IBP discute diversificação e transição energética global

Com foco nas perspectivas para a matriz energética brasileira e mundial, o Instituto Brasileiro de Petróleo, Gás e Biocombustíveis (IBP), em parceria com a Empresa de Pesquisa Energética (EPE), promoveu a terceira edição do Ciclo de Debates para a Transição Enérgica. O evento contou com especialistas do setor que debateram os impactos da transição energética sobre as matrizes dos principais países do globo.

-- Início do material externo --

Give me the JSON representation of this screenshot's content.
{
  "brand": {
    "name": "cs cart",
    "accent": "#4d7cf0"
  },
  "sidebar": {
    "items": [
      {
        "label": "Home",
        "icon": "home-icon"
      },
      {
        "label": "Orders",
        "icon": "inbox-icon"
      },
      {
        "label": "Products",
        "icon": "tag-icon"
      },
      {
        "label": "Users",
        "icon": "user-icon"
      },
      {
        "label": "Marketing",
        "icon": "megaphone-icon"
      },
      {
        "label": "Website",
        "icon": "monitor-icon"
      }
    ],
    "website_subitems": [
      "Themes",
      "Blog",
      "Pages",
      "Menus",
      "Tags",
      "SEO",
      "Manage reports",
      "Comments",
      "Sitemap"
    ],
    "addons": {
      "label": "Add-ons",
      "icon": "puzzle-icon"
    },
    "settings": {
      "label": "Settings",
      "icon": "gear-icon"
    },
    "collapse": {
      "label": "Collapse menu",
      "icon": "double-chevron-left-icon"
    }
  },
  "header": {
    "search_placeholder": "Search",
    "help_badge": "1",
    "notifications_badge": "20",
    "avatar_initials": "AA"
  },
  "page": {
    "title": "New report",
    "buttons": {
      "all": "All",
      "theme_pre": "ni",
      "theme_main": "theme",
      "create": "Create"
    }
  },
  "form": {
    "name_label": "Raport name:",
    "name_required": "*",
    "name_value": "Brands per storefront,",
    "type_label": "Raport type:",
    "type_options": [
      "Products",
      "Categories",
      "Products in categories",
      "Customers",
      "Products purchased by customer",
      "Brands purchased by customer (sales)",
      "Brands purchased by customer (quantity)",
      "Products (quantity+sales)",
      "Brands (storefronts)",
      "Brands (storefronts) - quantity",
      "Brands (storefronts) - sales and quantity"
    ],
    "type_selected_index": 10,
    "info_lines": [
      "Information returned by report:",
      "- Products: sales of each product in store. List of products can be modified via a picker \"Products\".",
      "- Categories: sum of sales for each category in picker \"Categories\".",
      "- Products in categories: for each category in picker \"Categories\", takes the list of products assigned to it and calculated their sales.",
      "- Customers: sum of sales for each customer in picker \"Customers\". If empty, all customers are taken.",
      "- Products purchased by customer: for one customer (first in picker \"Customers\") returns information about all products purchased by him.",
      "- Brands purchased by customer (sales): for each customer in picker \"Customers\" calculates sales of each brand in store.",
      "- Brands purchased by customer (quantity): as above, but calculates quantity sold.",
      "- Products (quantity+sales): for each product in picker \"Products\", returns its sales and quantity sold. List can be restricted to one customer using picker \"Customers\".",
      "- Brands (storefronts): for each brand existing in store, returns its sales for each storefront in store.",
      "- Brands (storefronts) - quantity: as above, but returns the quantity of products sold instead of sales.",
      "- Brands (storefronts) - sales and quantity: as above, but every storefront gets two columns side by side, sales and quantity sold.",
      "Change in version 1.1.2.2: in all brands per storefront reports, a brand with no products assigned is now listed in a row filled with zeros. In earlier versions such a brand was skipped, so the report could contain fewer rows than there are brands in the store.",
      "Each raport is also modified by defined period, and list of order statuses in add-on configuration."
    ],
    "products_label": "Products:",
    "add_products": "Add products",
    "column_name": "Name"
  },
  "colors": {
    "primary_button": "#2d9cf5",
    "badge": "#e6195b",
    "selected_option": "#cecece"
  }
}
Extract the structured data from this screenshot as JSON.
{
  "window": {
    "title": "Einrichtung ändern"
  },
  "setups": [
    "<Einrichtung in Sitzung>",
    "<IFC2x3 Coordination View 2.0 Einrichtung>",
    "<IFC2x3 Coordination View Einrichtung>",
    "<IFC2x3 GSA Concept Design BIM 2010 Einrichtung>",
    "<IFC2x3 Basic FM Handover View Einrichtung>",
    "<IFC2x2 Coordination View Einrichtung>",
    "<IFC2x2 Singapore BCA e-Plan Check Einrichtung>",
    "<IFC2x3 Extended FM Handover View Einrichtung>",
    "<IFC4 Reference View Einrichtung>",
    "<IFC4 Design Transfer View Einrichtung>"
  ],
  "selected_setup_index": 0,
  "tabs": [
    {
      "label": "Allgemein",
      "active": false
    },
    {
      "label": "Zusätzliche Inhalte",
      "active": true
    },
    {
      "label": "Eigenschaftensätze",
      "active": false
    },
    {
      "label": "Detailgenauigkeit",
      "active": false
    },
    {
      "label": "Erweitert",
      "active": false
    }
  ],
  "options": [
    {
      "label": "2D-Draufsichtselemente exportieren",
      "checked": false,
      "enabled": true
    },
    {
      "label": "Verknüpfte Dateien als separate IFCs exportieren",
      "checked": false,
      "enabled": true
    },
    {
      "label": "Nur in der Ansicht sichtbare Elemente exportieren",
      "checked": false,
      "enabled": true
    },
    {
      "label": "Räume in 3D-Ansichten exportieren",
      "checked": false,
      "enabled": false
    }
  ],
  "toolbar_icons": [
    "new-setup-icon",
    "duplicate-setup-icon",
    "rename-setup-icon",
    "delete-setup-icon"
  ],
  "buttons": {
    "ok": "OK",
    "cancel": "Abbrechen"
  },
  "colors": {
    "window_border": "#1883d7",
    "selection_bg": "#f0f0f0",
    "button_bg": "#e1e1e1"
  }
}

Edmar Almeida, professor adjunto do Instituto de Economia da Universidade Federal do Rio de Janeiro (UFRJ), falou sobre a necessidade de diminuir o consumo de energia fóssil. Para ele, o Estado e as empresas do setor têm um papel importante na transição energética. “Para alcançar os objetivos do desenvolvimento sustentável, é necessário reverter a história da relação entre crescimento econômico, demanda de energia e emissão de CO2 ”, afirmou.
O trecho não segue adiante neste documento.